Little was known about Masi’s husband. When we were young, we only knew that he was a wanderer who passed his time on tombs and shrines. He would desert Masi for months. One such desertion was so long that Masi had all the reasons to believe that he had died. Masi borrowed money from my mother and arranged for her husband’s Qul. She bought clothes for the local Maulvi and also donated some money to the mullah so that he prays for the departed soul of her husband. After just two months of the Qul ritual, her husband reappeared in her life.
The next desertion was so long that Masi forgot her husband’s earlier desertion, Qul and reappearance; and again spent a good deal of money on the second Qul. Masi’s husband again reappeared. After that Masi never bothered to arrange for the eternal peace of her ‘departed’ husband.

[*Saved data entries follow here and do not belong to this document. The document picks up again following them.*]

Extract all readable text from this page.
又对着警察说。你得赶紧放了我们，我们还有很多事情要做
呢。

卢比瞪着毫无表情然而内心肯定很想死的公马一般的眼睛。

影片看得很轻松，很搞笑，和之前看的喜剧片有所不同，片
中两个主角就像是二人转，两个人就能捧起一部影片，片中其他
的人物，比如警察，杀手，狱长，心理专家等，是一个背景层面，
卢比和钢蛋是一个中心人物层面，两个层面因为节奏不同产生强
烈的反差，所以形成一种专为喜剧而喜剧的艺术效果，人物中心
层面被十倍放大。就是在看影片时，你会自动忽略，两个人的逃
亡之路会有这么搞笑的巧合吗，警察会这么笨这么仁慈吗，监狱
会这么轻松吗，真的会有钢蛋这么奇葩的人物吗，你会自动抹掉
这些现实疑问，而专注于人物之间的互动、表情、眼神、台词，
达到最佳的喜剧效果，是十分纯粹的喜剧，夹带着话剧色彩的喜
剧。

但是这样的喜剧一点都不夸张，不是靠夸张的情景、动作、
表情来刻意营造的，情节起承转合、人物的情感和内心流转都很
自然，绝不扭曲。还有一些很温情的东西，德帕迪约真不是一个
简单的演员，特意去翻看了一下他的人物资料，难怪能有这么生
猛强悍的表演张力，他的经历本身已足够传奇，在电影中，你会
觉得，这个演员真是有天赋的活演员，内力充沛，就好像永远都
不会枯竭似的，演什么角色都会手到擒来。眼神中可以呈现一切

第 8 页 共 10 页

When Masi became too old to work, my mother retired her with a monthly pension of half of her pay. Masi would also get seasonal clothes and cash money on festivals.
My mother promised her gold earings on my wedding. She was offered to take the gold jewellery or its equivalent price. Masi preferred bling bling.
She remained loyal to our family through our good times and bad times. She breathed her last a week before this Eid. Everyone in the house was sad. My aunts, who live abroad, called my mother and offered their condolences. Masi is survived by her son, a barber with a large number of kids and her daughter with two kids.